Run a real-time AI phone agent using Twilio, Deepgram, and ElevenLabs. Handles incoming calls, transcribes audio, generates responses via LLM, and speaks back via streaming TTS. Use when user wants to: (1) Test voice AI capabilities, (2) Handle phone calls programmatically, (3) Build a conversational voice bot.

Installa
$clawhub install phone-agent

Phone Agent Skill

Runs a local FastAPI server that acts as a real-time voice bridge.

Architecture

Twilio (Phone) <--> WebSocket (Audio) <--> [Local Server] <--> Deepgram (STT)
                                                  |
                                                  +--> OpenAI (LLM)
                                                  +--> ElevenLabs (TTS)

Prerequisites

  1. Twilio Account: Phone number + TwiML App.
  2. Deepgram API Key: For fast speech-to-text.
  3. OpenAI API Key: For the conversation logic.
  4. ElevenLabs API Key: For realistic text-to-speech.
  5. Ngrok (or similar): To expose your local port 8080 to Twilio.

Setup

  1. Install Dependencies: bash pip install -r scripts/requirements.txt

  2. Set Environment Variables (in ~/.moltbot/.env, ~/.clawdbot/.env, or export): bash export DEEPGRAM_API_KEY="your_key" export OPENAI_API_KEY="your_key" export ELEVENLABS_API_KEY="your_key" export TWILIO_ACCOUNT_SID="your_sid" export TWILIO_AUTH_TOKEN="your_token" export PORT=8080

  3. Start the Server: bash python3 scripts/server.py

  4. Expose to Internet: bash ngrok http 8080

  5. Configure Twilio:

    • Go to your Phone Number settings.
    • Set "Voice & Fax" -> "A Call Comes In" to Webhook.
    • URL: https://<your-ngrok-url>.ngrok.io/incoming
    • Method: POST

Usage

Call your Twilio number.
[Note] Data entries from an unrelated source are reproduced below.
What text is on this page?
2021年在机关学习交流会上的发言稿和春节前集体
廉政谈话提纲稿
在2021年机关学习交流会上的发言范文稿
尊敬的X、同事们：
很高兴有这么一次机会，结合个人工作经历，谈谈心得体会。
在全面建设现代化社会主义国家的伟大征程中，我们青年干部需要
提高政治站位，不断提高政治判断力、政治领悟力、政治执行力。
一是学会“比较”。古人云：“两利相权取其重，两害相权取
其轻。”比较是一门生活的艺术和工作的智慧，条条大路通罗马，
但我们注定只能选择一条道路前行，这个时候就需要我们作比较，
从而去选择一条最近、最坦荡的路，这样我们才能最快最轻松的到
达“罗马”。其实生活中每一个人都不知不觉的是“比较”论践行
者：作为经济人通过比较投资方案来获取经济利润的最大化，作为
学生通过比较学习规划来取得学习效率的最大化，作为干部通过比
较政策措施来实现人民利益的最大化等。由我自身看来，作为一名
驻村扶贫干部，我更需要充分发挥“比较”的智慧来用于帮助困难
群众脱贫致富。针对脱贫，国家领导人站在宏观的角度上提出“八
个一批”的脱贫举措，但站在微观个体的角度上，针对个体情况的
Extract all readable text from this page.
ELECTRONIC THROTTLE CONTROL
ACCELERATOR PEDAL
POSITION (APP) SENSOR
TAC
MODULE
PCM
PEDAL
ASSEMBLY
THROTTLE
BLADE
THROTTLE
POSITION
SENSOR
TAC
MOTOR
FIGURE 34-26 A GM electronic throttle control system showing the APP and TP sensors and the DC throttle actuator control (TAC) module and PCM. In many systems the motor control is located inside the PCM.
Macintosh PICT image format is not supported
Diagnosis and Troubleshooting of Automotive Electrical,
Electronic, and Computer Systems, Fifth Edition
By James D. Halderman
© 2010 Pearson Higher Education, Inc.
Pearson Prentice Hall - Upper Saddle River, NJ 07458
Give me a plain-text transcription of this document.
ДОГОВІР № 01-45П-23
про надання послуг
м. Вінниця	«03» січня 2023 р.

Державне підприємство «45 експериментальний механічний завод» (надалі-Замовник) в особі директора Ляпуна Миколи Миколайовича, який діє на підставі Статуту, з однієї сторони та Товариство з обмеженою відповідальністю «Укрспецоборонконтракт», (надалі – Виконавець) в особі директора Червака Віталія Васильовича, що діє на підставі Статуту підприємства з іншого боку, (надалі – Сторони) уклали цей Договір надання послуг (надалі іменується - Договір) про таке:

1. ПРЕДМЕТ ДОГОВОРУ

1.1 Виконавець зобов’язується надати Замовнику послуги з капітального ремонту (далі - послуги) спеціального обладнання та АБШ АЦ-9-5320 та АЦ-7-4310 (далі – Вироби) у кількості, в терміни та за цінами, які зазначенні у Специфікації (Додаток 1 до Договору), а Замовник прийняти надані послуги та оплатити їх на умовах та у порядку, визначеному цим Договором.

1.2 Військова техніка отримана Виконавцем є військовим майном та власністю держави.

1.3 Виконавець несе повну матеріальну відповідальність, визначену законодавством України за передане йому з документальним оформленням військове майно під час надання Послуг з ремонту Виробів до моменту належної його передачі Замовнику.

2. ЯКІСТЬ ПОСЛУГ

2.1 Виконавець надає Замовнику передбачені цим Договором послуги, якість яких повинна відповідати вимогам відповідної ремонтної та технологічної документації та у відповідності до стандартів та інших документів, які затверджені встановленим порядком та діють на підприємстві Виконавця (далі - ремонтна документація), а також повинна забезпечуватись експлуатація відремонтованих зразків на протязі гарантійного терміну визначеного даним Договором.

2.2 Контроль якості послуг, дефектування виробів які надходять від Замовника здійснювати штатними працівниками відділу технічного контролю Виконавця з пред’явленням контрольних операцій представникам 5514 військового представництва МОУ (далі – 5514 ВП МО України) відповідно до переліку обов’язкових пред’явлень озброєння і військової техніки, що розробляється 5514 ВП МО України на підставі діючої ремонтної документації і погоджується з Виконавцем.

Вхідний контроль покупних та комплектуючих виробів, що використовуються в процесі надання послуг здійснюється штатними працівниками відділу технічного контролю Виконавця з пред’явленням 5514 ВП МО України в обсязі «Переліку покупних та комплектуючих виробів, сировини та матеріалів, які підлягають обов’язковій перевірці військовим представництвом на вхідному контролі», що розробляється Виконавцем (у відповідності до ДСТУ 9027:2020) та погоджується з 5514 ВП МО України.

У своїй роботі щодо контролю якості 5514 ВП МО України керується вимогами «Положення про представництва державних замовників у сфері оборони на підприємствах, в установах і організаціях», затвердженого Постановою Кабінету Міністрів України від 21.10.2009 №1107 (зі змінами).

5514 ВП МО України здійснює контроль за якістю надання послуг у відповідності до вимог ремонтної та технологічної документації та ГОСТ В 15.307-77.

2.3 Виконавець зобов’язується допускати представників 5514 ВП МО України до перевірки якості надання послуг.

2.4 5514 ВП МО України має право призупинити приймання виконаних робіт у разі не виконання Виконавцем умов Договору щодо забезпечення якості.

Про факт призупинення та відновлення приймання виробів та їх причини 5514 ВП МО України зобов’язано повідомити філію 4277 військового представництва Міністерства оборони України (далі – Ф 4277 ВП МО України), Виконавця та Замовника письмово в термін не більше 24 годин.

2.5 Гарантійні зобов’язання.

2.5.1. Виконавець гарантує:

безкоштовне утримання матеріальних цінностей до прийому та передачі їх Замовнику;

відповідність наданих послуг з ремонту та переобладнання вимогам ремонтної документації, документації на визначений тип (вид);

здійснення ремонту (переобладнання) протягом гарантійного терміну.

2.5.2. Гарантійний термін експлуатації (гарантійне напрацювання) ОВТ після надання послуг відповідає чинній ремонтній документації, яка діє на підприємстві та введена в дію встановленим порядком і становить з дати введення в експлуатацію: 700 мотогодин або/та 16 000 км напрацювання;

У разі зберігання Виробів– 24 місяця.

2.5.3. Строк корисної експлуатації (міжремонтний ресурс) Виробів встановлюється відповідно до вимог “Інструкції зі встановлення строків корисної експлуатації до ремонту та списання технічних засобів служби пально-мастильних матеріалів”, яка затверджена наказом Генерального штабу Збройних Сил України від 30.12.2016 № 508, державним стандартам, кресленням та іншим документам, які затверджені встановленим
The agent should answer, transcribe your speech, think, and reply in a natural voice.

Customization

  • System Prompt: Edit SYSTEM_PROMPT in scripts/server.py to change the persona.
  • Voice: Change ELEVENLABS_VOICE_ID to use different voices.
  • Model: Switch gpt-4o-mini to gpt-4 for smarter (but slower) responses.